The New York City Council is pushing to reduce wait times for the city’s rental assistance program with just a few short weeks left in the legislative session.

Councilmembers took up a package of bills Wednesday designed to speed up responses by the city for tenants searching for affordable housing through the program, known as City Fighting Homelessness and Eviction Prevention Supplement, or CityFHEPS. It operates similarly to the federal Section 8 program, but uses city dollars to subsidize rents for low-income tenants.

Councilmember Diana Ayala, who chairs the general welfare committee that held Wednesday's hearing, said CityFHEPS “can be plagued with administrative issues, delays and complications, such as source-of-income discrimination, that make the voucher difficult to access and use.”

City data shows more than 60,000 households rely on CityFHEPS to help pay their rent each month, making it one of the largest rental subsidy programs in the country as the program has significantly grown in recent years. But city leaders say 10,000 families are still languishing in shelters despite being accepted into the program, due to long wait times and bureaucratic hurdles.

Councilmember Gale Brewer introduced legislation requiring the city’s social services agency respond to CityFHEPS applicants within 15 days of receiving an application. Another of her bills under consideration would require the agency to submit data on the average time it takes participants to find housing after receiving a voucher. Brewer said this could expose any problematic patterns and “hold the city more accountable.”

A third Brewer bill would streamline inspections for potential apartments, allowing swift repairs for minor issues. It's meant to avoid habitable apartments sitting vacant because of red tape.

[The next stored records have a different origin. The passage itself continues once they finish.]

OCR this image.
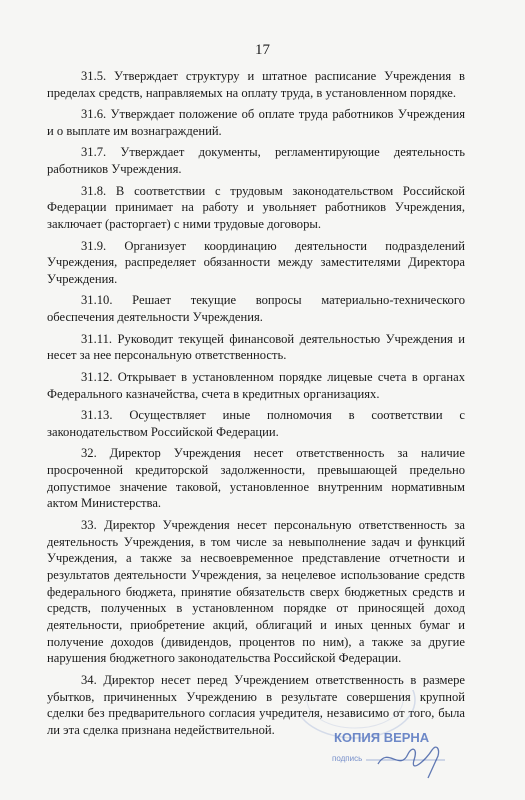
17

31.5. Утверждает структуру и штатное расписание Учреждения в пределах средств, направляемых на оплату труда, в установленном порядке.

31.6. Утверждает положение об оплате труда работников Учреждения и о выплате им вознаграждений.

31.7. Утверждает документы, регламентирующие деятельность работников Учреждения.

31.8. В соответствии с трудовым законодательством Российской Федерации принимает на работу и увольняет работников Учреждения, заключает (расторгает) с ними трудовые договоры.

31.9. Организует координацию деятельности подразделений Учреждения, распределяет обязанности между заместителями Директора Учреждения.

31.10. Решает текущие вопросы материально-технического обеспечения деятельности Учреждения.

31.11. Руководит текущей финансовой деятельностью Учреждения и несет за нее персональную ответственность.

31.12. Открывает в установленном порядке лицевые счета в органах Федерального казначейства, счета в кредитных организациях.

31.13. Осуществляет иные полномочия в соответствии с законодательством Российской Федерации.

32. Директор Учреждения несет ответственность за наличие просроченной кредиторской задолженности, превышающей предельно допустимое значение таковой, установленное внутренним нормативным актом Министерства.

33. Директор Учреждения несет персональную ответственность за деятельность Учреждения, в том числе за невыполнение задач и функций Учреждения, а также за несвоевременное представление отчетности и результатов деятельности Учреждения, за нецелевое использование средств федерального бюджета, принятие обязательств сверх бюджетных средств и средств, полученных в установленном порядке от приносящей доход деятельности, приобретение акций, облигаций и иных ценных бумаг и получение доходов (дивидендов, процентов по ним), а также за другие нарушения бюджетного законодательства Российской Федерации.

34. Директор несет перед Учреждением ответственность в размере убытков, причиненных Учреждению в результате совершения крупной сделки без предварительного согласия учредителя, независимо от того, была ли эта сделка признана недействительной.	КОПИЯ ВЕРНА
подпись
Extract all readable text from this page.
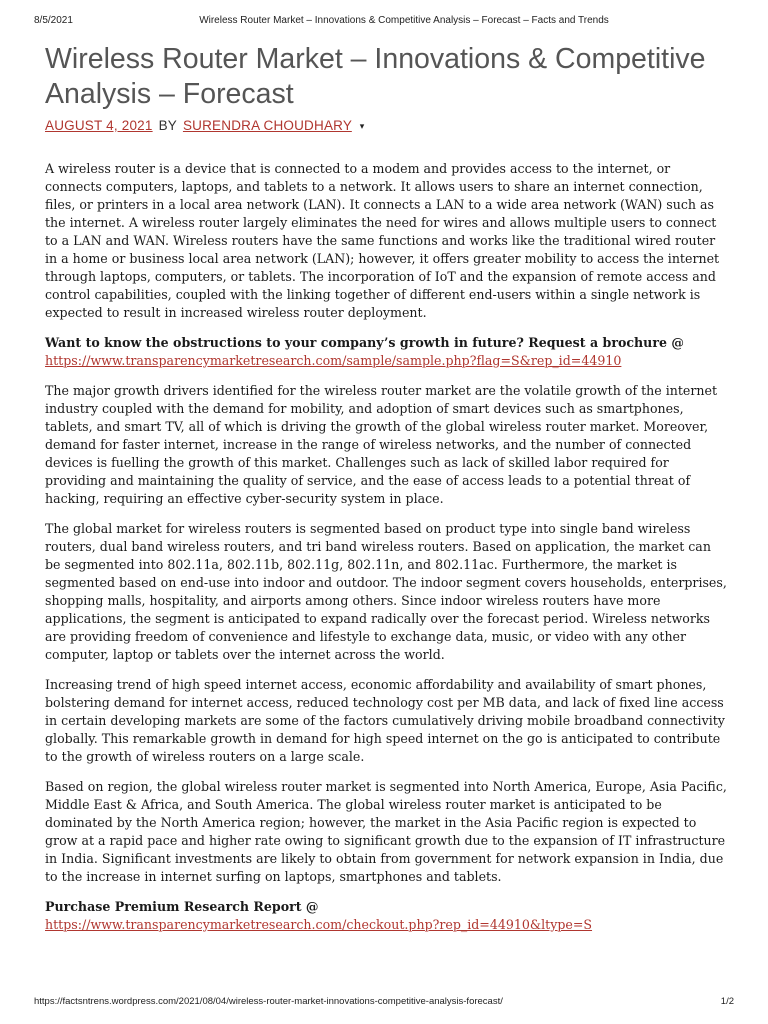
8/5/2021	Wireless Router Market – Innovations & Competitive Analysis – Forecast – Facts and Trends
Wireless Router Market – Innovations & Competitive Analysis – Forecast
AUGUST 4, 2021 BY SURENDRA CHOUDHARY ▾

A wireless router is a device that is connected to a modem and provides access to the internet, or connects computers, laptops, and tablets to a network. It allows users to share an internet connection, files, or printers in a local area network (LAN). It connects a LAN to a wide area network (WAN) such as the internet. A wireless router largely eliminates the need for wires and allows multiple users to connect to a LAN and WAN. Wireless routers have the same functions and works like the traditional wired router in a home or business local area network (LAN); however, it offers greater mobility to access the internet through laptops, computers, or tablets. The incorporation of IoT and the expansion of remote access and control capabilities, coupled with the linking together of different end-users within a single network is expected to result in increased wireless router deployment.

Want to know the obstructions to your company’s growth in future? Request a brochure @
https://www.transparencymarketresearch.com/sample/sample.php?flag=S&rep_id=44910

The major growth drivers identified for the wireless router market are the volatile growth of the internet industry coupled with the demand for mobility, and adoption of smart devices such as smartphones, tablets, and smart TV, all of which is driving the growth of the global wireless router market. Moreover, demand for faster internet, increase in the range of wireless networks, and the number of connected devices is fuelling the growth of this market. Challenges such as lack of skilled labor required for providing and maintaining the quality of service, and the ease of access leads to a potential threat of hacking, requiring an effective cyber-security system in place.

The global market for wireless routers is segmented based on product type into single band wireless routers, dual band wireless routers, and tri band wireless routers. Based on application, the market can be segmented into 802.11a, 802.11b, 802.11g, 802.11n, and 802.11ac. Furthermore, the market is segmented based on end-use into indoor and outdoor. The indoor segment covers households, enterprises, shopping malls, hospitality, and airports among others. Since indoor wireless routers have more applications, the segment is anticipated to expand radically over the forecast period. Wireless networks are providing freedom of convenience and lifestyle to exchange data, music, or video with any other computer, laptop or tablets over the internet across the world.

Increasing trend of high speed internet access, economic affordability and availability of smart phones, bolstering demand for internet access, reduced technology cost per MB data, and lack of fixed line access in certain developing markets are some of the factors cumulatively driving mobile broadband connectivity globally. This remarkable growth in demand for high speed internet on the go is anticipated to contribute to the growth of wireless routers on a large scale.

Based on region, the global wireless router market is segmented into North America, Europe, Asia Pacific, Middle East & Africa, and South America. The global wireless router market is anticipated to be dominated by the North America region; however, the market in the Asia Pacific region is expected to grow at a rapid pace and higher rate owing to significant growth due to the expansion of IT infrastructure in India. Significant investments are likely to obtain from government for network expansion in India, due to the increase in internet surfing on laptops, smartphones and tablets.

Purchase Premium Research Report @
https://www.transparencymarketresearch.com/checkout.php?rep_id=44910&ltype=S

https://factsntrens.wordpress.com/2021/08/04/wireless-router-market-innovations-competitive-analysis-forecast/	1/2
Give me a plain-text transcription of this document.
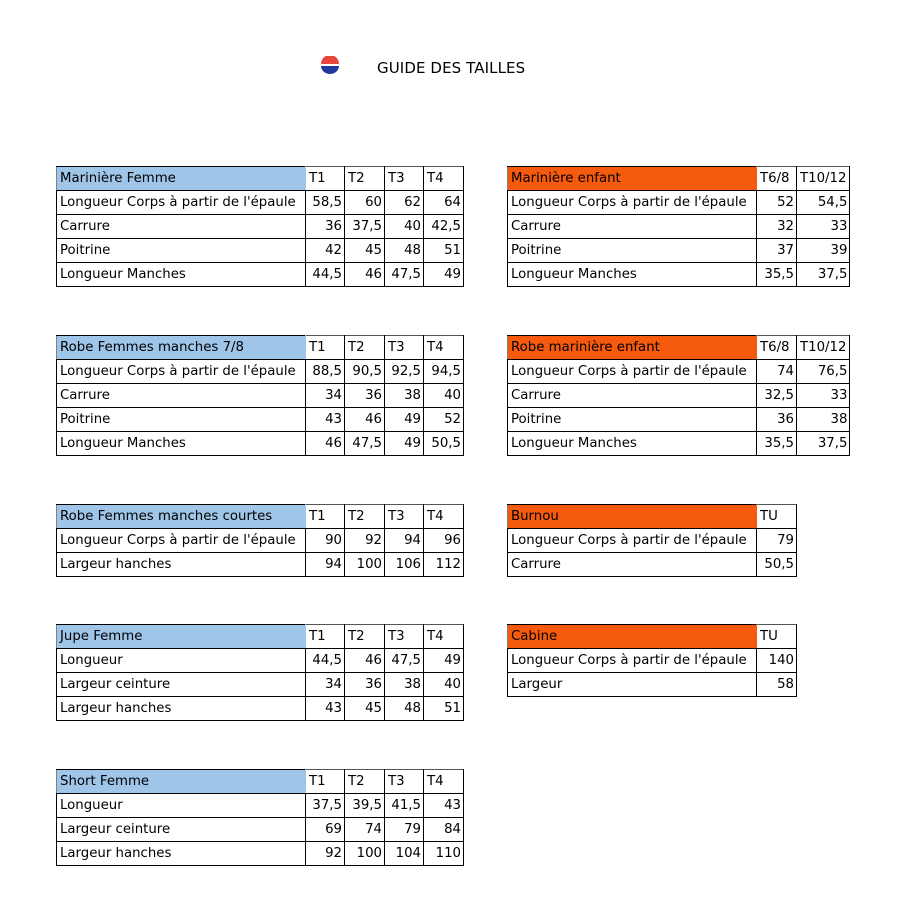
GUIDE DES TAILLES
Marinière Femme	T1	T2	T3	T4
Longueur Corps à partir de l'épaule	58,5	60	62	64
Carrure	36	37,5	40	42,5
Poitrine	42	45	48	51
Longueur Manches	44,5	46	47,5	49
Robe Femmes manches 7/8	T1	T2	T3	T4
Longueur Corps à partir de l'épaule	88,5	90,5	92,5	94,5
Carrure	34	36	38	40
Poitrine	43	46	49	52
Longueur Manches	46	47,5	49	50,5
Robe Femmes manches courtes	T1	T2	T3	T4
Longueur Corps à partir de l'épaule	90	92	94	96
Largeur hanches	94	100	106	112
Jupe Femme	T1	T2	T3	T4
Longueur	44,5	46	47,5	49
Largeur ceinture	34	36	38	40
Largeur hanches	43	45	48	51
Short Femme	T1	T2	T3	T4
Longueur	37,5	39,5	41,5	43
Largeur ceinture	69	74	79	84
Largeur hanches	92	100	104	110
Marinière enfant	T6/8	T10/12
Longueur Corps à partir de l'épaule	52	54,5
Carrure	32	33
Poitrine	37	39
Longueur Manches	35,5	37,5
Robe marinière enfant	T6/8	T10/12
Longueur Corps à partir de l'épaule	74	76,5
Carrure	32,5	33
Poitrine	36	38
Longueur Manches	35,5	37,5
Burnou	TU
Longueur Corps à partir de l'épaule	79
Carrure	50,5
Cabine	TU
Longueur Corps à partir de l'épaule	140
Largeur	58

“No one should spend years in shelter or lose an apartment because of unnecessary inspections or stalled paperwork," Brewer said in a statement. "These delays are unconscionable and entirely fixable. ... These reforms don’t replace the need for more affordable housing — but they ensure the vouchers we already have actually work."

Officials in Mayor Eric Adams' administration acknowledged the lags in the program, but questioned the feasibility of some of the Council’s proposals.

Reesa Henderson, a top housing officer for the Department of Social Services, testified the agency "agrees with the spirit" of the inspections bill, but as with the data bill "would like to have further discussions" with the Council about it.

She said many factors go into reviewing CityFHEPS applications, and noted the agency's average response time is currently 23 days from completed application to decision, compared to the proposed 15.

Mayor-elect Zohran Mamdani, who will take office next month, has repeatedly cited affordable housing as a major tenet of his platform. His campaign did not immediately respond to requests for comment about the legislation.